La pandemia empezó a mostrar las profundas debilidades de la masificación urbana, pero también nos enseñó algo vital frente a la emergencia climática actual: la respuesta a la exponencial es el escalón. Nos cuesta mucho entender la magnitud de una curva exponencial. La velocidad con la que nos invadió imparable el coronavirus nos lo dejó claro. Pues bien, el crecimiento continuo del PIB, cada año un % más que el anterior, supone un aumento exponencial del consumo de los recursos que lo alimentan: agua, energía, materias primas… Y esto, precisamente esto, es lo que nos lleva a un cambio climático galopante, a perder el 69% de los vertebrados del planeta en 50 años (da vértigo solo decirlo).

A la propagación exponencial (viral) de la covid respondimos con confinamientos, con paradas bruscas de todas las actividades no imprescindibles. Eso es un escalón, un cambio radical, brusco, para frenar una exponencial. Esa es la forma de la transición socioeconómica que precisamos para tener futuro. Si hubiéramos iniciado el cambio de rumbo hace 40 años, cuando nos advirtió la ciencia por primera vez, la transformación podría haber sido progresiva y suave; ahora no, en las tres décadas de acción climática efectiva que nos quedan solo cabe la transición radical, inmediata.

El crecimiento desmedido de las ciudades pone en peligro su habitabilidad

Podemos hacerlo, lo acabamos de hacer con la pandemia o con las medidas obligatorias de ahorro energético por la guerra; como también, en su día, con el fin del tabaco en espacios comunes cerrados. Y no se acabó el mundo, ni la hostelería. Se llama regulación valiente y corresponsabilidad social, y desencadena cambios culturales mucho más rápidos de lo que nos pensamos. Eso sí, a diferencia de la injusta respuesta a la pandemia, ahora hay que hacerlo con equidad. Las prisas no justifican el “vacunas para los países ricos primero”, pues las desigualdades están en la raíz del problema, como bien sabemos.

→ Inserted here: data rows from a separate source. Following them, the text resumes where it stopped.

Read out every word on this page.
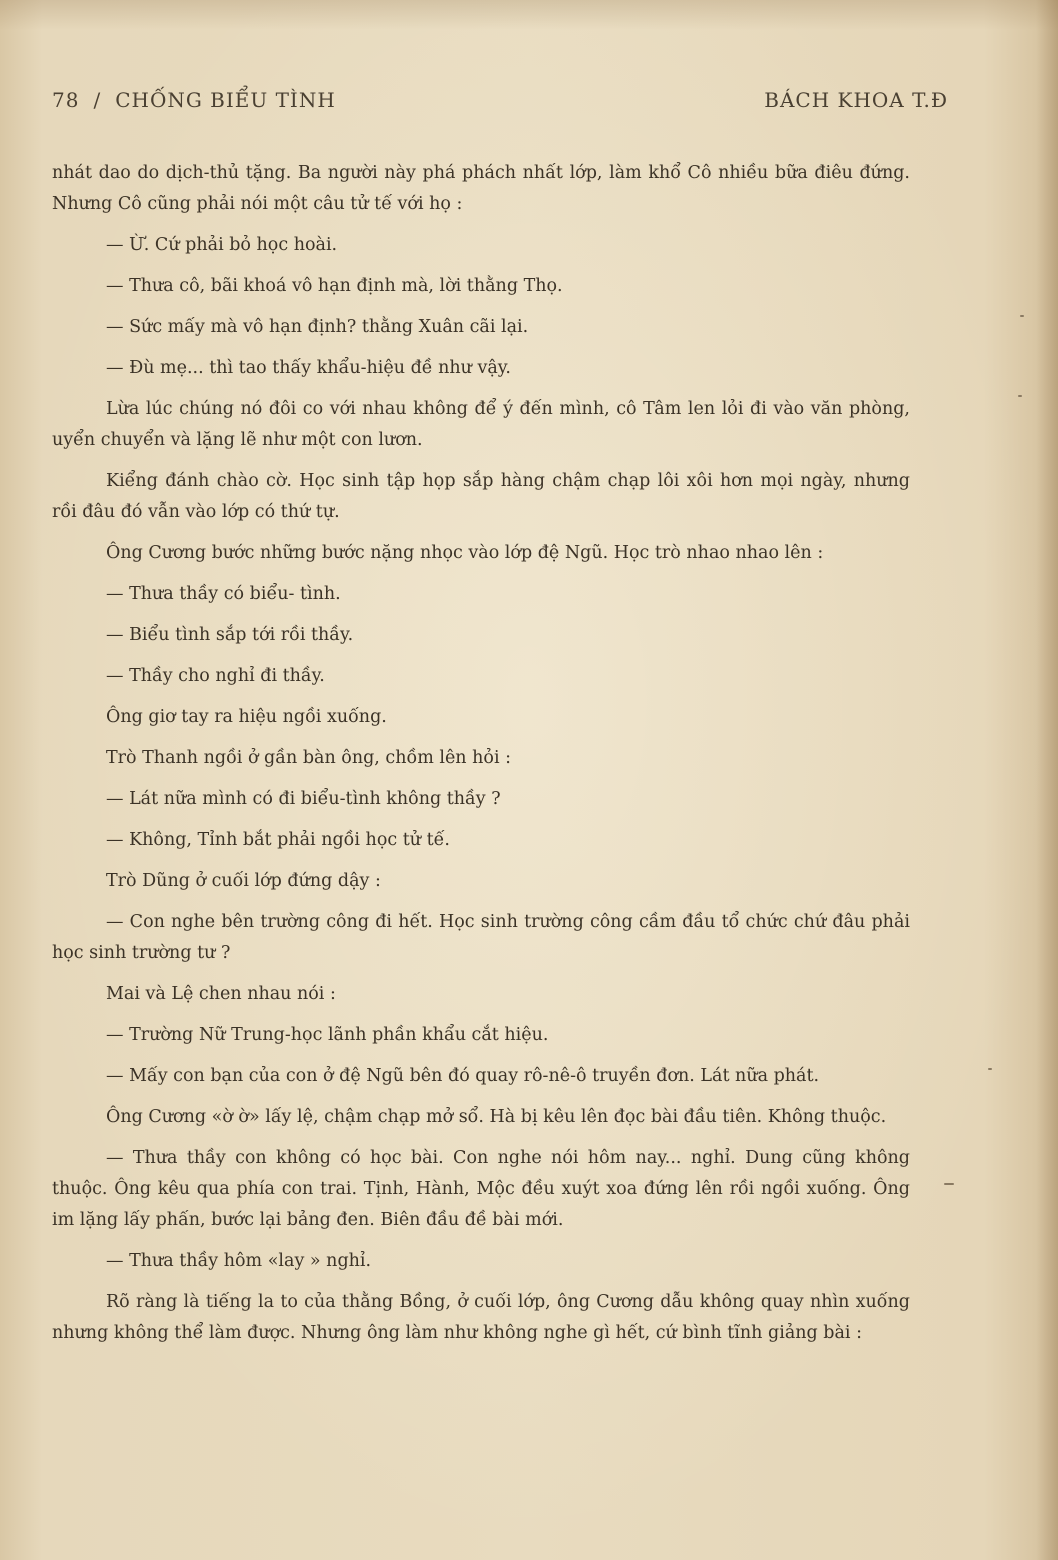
78 / CHỐNG BIỂU TÌNH	BÁCH KHOA T.Đ

nhát dao do dịch-thủ tặng. Ba người này phá phách nhất lớp, làm khổ Cô nhiều bữa điêu đứng. Nhưng Cô cũng phải nói một câu tử tế với họ :

— Ừ. Cứ phải bỏ học hoài.

— Thưa cô, bãi khoá vô hạn định mà, lời thằng Thọ.

— Sức mấy mà vô hạn định? thằng Xuân cãi lại.

— Đù mẹ... thì tao thấy khẩu-hiệu đề như vậy.

Lừa lúc chúng nó đôi co với nhau không để ý đến mình, cô Tâm len lỏi đi vào văn phòng, uyển chuyển và lặng lẽ như một con lươn.

Kiểng đánh chào cờ. Học sinh tập họp sắp hàng chậm chạp lôi xôi hơn mọi ngày, nhưng rồi đâu đó vẫn vào lớp có thứ tự.

Ông Cương bước những bước nặng nhọc vào lớp đệ Ngũ. Học trò nhao nhao lên :

— Thưa thầy có biểu- tình.

— Biểu tình sắp tới rồi thầy.

— Thầy cho nghỉ đi thầy.

Ông giơ tay ra hiệu ngồi xuống.

Trò Thanh ngồi ở gần bàn ông, chồm lên hỏi :

— Lát nữa mình có đi biểu-tình không thầy ?

— Không, Tỉnh bắt phải ngồi học tử tế.

Trò Dũng ở cuối lớp đứng dậy :

— Con nghe bên trường công đi hết. Học sinh trường công cầm đầu tổ chức chứ đâu phải học sinh trường tư ?

Mai và Lệ chen nhau nói :

— Trường Nữ Trung-học lãnh phần khẩu cắt hiệu.

— Mấy con bạn của con ở đệ Ngũ bên đó quay rô-nê-ô truyền đơn. Lát nữa phát.

Ông Cương «ờ ờ» lấy lệ, chậm chạp mở sổ. Hà bị kêu lên đọc bài đầu tiên. Không thuộc.

— Thưa thầy con không có học bài. Con nghe nói hôm nay... nghỉ. Dung cũng không thuộc. Ông kêu qua phía con trai. Tịnh, Hành, Mộc đều xuýt xoa đứng lên rồi ngồi xuống. Ông im lặng lấy phấn, bước lại bảng đen. Biên đầu đề bài mới.

— Thưa thầy hôm «lay » nghỉ.

Rõ ràng là tiếng la to của thằng Bồng, ở cuối lớp, ông Cương dẫu không quay nhìn xuống nhưng không thể làm được. Nhưng ông làm như không nghe gì hết, cứ bình tĩnh giảng bài :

Si recordamos, hubo también un intento fallido de escape de las ciudades tras el primer confinamiento duro, con una burbuja de grandes fincas y mansiones rurales adquiridas por personas urbanas pudientes. El mismo color del frenesí actual por atraer a nómadas digitales de alta renta, mayor que la del lugar de acogida, y baja participación en la vida local. Esto no es repoblación rural transformadora, es neocolonialismo rural, del mismo palo que las masivas instalaciones de renovables en zonas despobladas con alto valor agrícola o ecológico (renovables sí, pero así no). El camino pasa por crear comunidades a escala humana, tan diversas como unidas, economías locales diversificadas y soberanas, y cooperación entre territorios vecinos.

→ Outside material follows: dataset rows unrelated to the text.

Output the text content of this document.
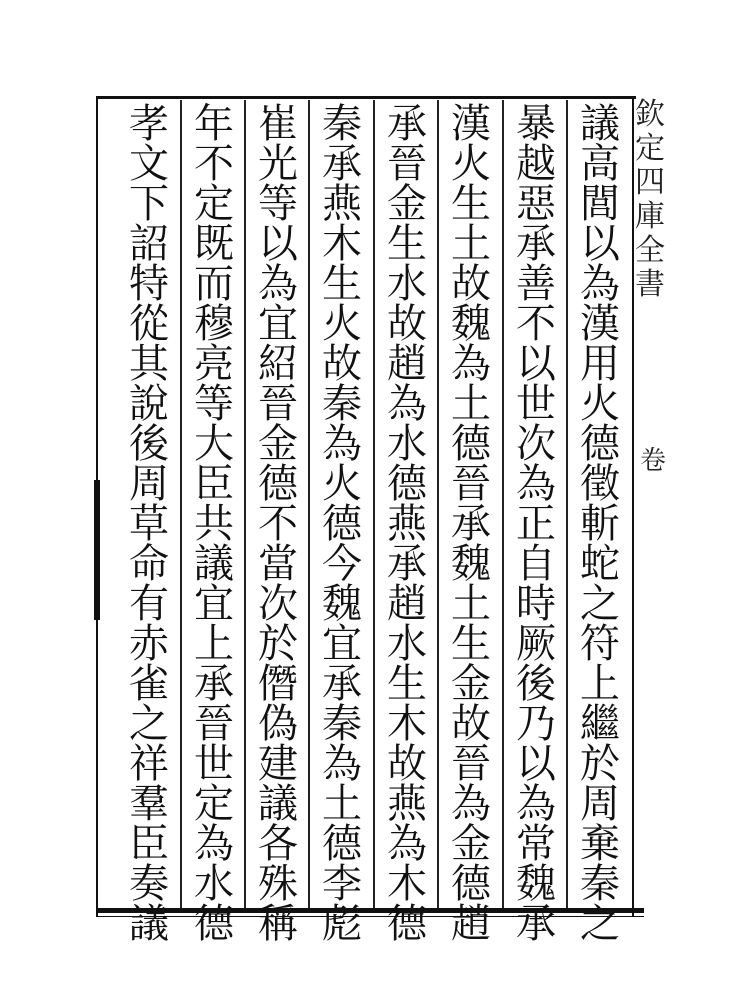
欽
定
四
庫
全
書
卷
議
高
閭
以
為
漢
用
火
德
徵
斬
蛇
之
符
上
繼
於
周
棄
秦
之
暴
越
惡
承
善
不
以
世
次
為
正
自
時
厥
後
乃
以
為
常
魏
承
漢
火
生
土
故
魏
為
土
德
晉
承
魏
土
生
金
故
晉
為
金
德
趙
承
晉
金
生
水
故
趙
為
水
德
燕
承
趙
水
生
木
故
燕
為
木
德
秦
承
燕
木
生
火
故
秦
為
火
德
今
魏
宜
承
秦
為
土
德
李
彪
崔
光
等
以
為
宜
紹
晉
金
德
不
當
次
於
僭
偽
建
議
各
殊
稱
年
不
定
既
而
穆
亮
等
大
臣
共
議
宜
上
承
晉
世
定
為
水
德
孝
文
下
詔
特
從
其
說
後
周
草
命
有
赤
雀
之
祥
羣
臣
奏
議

Un plan, un proyecto de país. Pongámonos con eso. El crecimiento desmedido de las ciudades pone en peligro su habitabilidad. Al contrario, los pueblos pequeños necesitan crecer para sobrevivir. Probablemente, los diminutos estén condenados a desaparecer; pero las cabezas de comarca y sus satélites medianos pueden generar estructuras que repartan la población, vertebren los territorios y garanticen su viabilidad social y económica; siempre desde una puesta en valor del patrimonio cultural y una integración plena en los ecosistemas naturales.

Vuelvo a oler las cosas: el monte tras la lluvia, las estaciones, la mañana. Me tomo algo con un viejo nuevo amigo. Escucho las preocupaciones de las comerciantes del barrio y pensamos juntas un plan para impulsar la economía local. Preparamos unas charlas para inspirar a la juventud de vuelta a casa por Navidad. Empieza nuestra pequeña revolución, confío plenamente en la vuestra.